Easy to sign up, use as backup space.
Each bucket appears as a “site”, so / is the root of the site, which holds a collection of objects. A GET to / gets a list of object metadata in a <ListBucketResult> with NS http://s3.amazonaws.com/doc/2006-03-01/. Each object’s metadata is in a <Contents> element with a client-supplied <Key>.
To get the data of that first object, use GET /my-image.jpg. We see that the objects have <LastModified> dates and <ETag> entity tags, i.e., server-supplied unique IDs used in headers. See R in P, pg. 79-80 for info on ETags.
Look at WSDL on handout. Note that unlike the StockQuoteService example, this WSDL uses only one app namespace, "http://s3.amazonaws.com/doc/2006-03-01/", for both the message XSD and the WSDL service XSD. Because of this, it can just <xsd:include> the message-level XSD into the WSDL file.
Other apps:
· Holding large files for websites. S3 can even host a static website.

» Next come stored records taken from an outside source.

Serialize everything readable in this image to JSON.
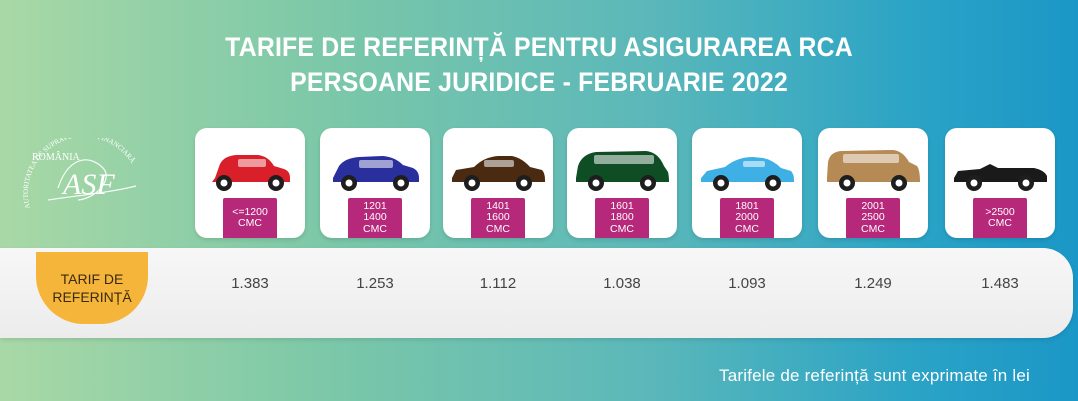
{
  "header": {
    "title_line1": "TARIFE DE REFERINȚĂ PENTRU ASIGURAREA RCA",
    "title_line2": "PERSOANE JURIDICE - FEBRUARIE 2022"
  },
  "logo": {
    "top_text": "ROMÂNIA",
    "monogram": "ASF",
    "arc_text": "AUTORITATEA DE SUPRAVEGHERE FINANCIARĂ"
  },
  "label": {
    "line1": "TARIF DE",
    "line2": "REFERINȚĂ"
  },
  "categories": [
    {
      "line1": "<=1200",
      "line2": "CMC",
      "line3": "",
      "value": "1.383",
      "color": "#d9202a",
      "icon": "small-hatchback-icon"
    },
    {
      "line1": "1201",
      "line2": "1400",
      "line3": "CMC",
      "value": "1.253",
      "color": "#2a2f9e",
      "icon": "hatchback-icon"
    },
    {
      "line1": "1401",
      "line2": "1600",
      "line3": "CMC",
      "value": "1.112",
      "color": "#4a2b12",
      "icon": "sedan-icon"
    },
    {
      "line1": "1601",
      "line2": "1800",
      "line3": "CMC",
      "value": "1.038",
      "color": "#0f4d25",
      "icon": "minivan-icon"
    },
    {
      "line1": "1801",
      "line2": "2000",
      "line3": "CMC",
      "value": "1.093",
      "color": "#3fb0e6",
      "icon": "coupe-icon"
    },
    {
      "line1": "2001",
      "line2": "2500",
      "line3": "CMC",
      "value": "1.249",
      "color": "#b58a55",
      "icon": "suv-icon"
    },
    {
      "line1": ">2500",
      "line2": "CMC",
      "line3": "",
      "value": "1.483",
      "color": "#1a1a1a",
      "icon": "convertible-icon"
    }
  ],
  "footer": {
    "note": "Tarifele de referință sunt exprimate în lei"
  }
}
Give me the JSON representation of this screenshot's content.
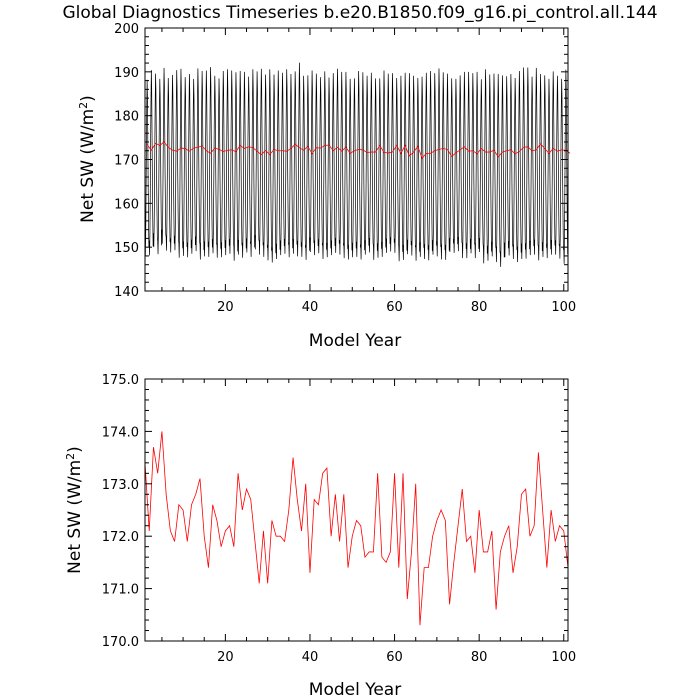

· Holding data for cloud computing: you get some computing nodes from EC2, pull data from S3, so you don’t have to rent the computing nodes just to hold data.
Note it takes time to back up a GB: my test ran with DragonDisk about 200KB/s, so 1MB in about 5 sec, 1GB in 5000 sec = 1.5 hr. May be faster on big files. Depends on your ISP service too. Big problem: speed of light slows TCP acks between here and Virginia, where the east coast servers are.
Because of transfer slowness, getting 1 TB or more loaded into S3 is usually done by mailing the disk to Amazon’s site, where they load it for you.